Come on, it is OK to enjoy a drink

By Andrew Pring

- Last updated on GMT

Related tags Responsible drinking Alcoholic beverage Coffee

Pring: The New Puritans have surely won when the trade is apologetic about promoting its wares
Pring: The New Puritans have surely won when the trade is apologetic about promoting its wares
The millions currently being committed to the Project Ten responsible drinking campaign would be better spent on encouraging punters back into pubs, says Andrew Pring.

Why can't the trade run a "get-punters-back-in-pubs" campaign? It's a question we've posed with increasing urgency in recent months. But the answer, we now learn, is our leaders want to spend millions on yet another responsible-drinking campaign instead.

As reported last week, a new consumer campaign aimed at changing attitudes to drinking is under way. Project 10 will be unveiled in the first half of next year. It is the trade's response to being summoned to Number 10 Downing Street and told by the PM to get its house in order. On the effectiveness of this campaign may lie the fate of the drinks industry and its ongoing ability to promote alcohol under a framework of voluntary self-regulation.

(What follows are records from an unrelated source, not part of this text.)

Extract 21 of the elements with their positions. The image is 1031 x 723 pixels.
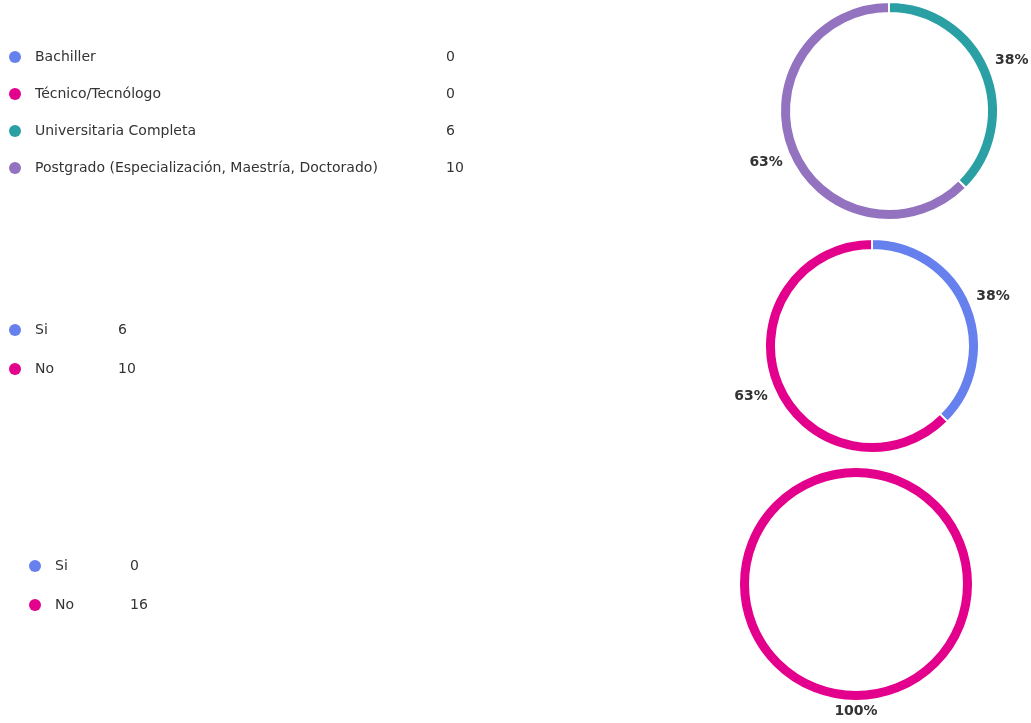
text: 6	[446, 122, 455, 138]
text: 10	[118, 360, 136, 376]
legend-label: Universitaria Completa	[35, 122, 197, 138]
legend-label: Si	[35, 321, 48, 337]
text: 0	[446, 48, 455, 64]
text: 10	[446, 159, 464, 175]
legend-label: Si	[55, 557, 68, 573]
data-label: 63%	[749, 152, 783, 169]
text: 16	[130, 596, 148, 612]
data-label: 100%	[834, 702, 878, 718]
data-label: 38%	[976, 286, 1010, 303]
data-label: 63%	[734, 387, 768, 404]
text: 0	[446, 85, 455, 101]
legend-label: No	[35, 360, 55, 376]
text: 0	[130, 557, 139, 573]
text: 6	[118, 321, 127, 337]
data-label: 38%	[995, 51, 1029, 68]
legend-label: No	[55, 596, 75, 612]
legend-label: Postgrado (Especialización, Maestría, Doctorado)	[35, 159, 378, 175]
legend-label: Bachiller	[35, 48, 97, 64]
legend-label: Técnico/Tecnólogo	[34, 85, 162, 101]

As a trenchant supporter of responsible drinking, the MA is normally the first to applaud such initiatives. But it seems odd so much money is being committed by our team — to the detriment of other, more positive initiatives — when the industry already spends millions on the Drinkaware Trust, which is meant to do exactly what Project Ten is charged with doing; when the industry already spends further millions on safe drinking messages; and when the Government is spending millions itself on the same. So why the need for yet another safe drinking campaign?

At the heart of our concern is a fear that drinking alcohol at all is becoming so stigmatised the trade can never again say anything positive about this life-enhancing elixir. Suggesting it's fun to drink, that drinking makes you feel good, and that the often grim business of living can take on a rosier hue if you've had a drink is now so verboten that the game seems almost up for all of us in this industry. Pubs might as well all become coffee shops — far safer than risking the wrath of officialdom, or the disapproval of consumers scared off alcohol by the ubiquitous propaganda of the anti-alcohol brigade.

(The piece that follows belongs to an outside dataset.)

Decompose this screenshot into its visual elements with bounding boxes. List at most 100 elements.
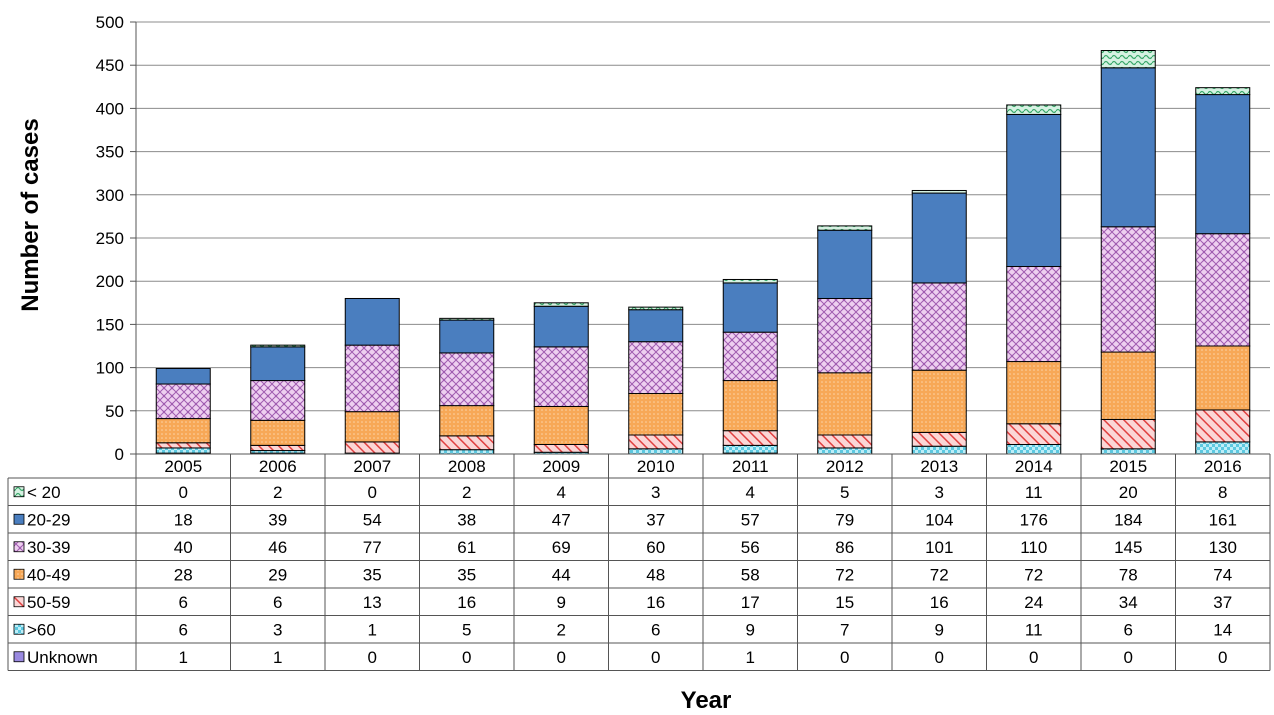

The New Puritans have surely won when the trade is apologetic about promoting its wares. Yet that is the sorry state we appear to be in, with no-one prepared to state that what people like about our product is that it can make you happier, friendlier, more relaxed, and that there's nothing wrong about occasionally over-indulging (as long as all that suffers is one's head, naturally).

Difficult messages to get across, admittedly. And maybe producers can stay silent on the basis that alcohol's qualities are so well known there's no danger of it ever going out of fashion. Possibly.

But teetotalism is rising and will continue to rise unless alcohol can regain its confidence.

Maybe, just maybe, Project Ten can address all the positive attributes of drink as well as its pitfalls. In which case, the millions will have been well spent after all. But in these times, that's a very big ask.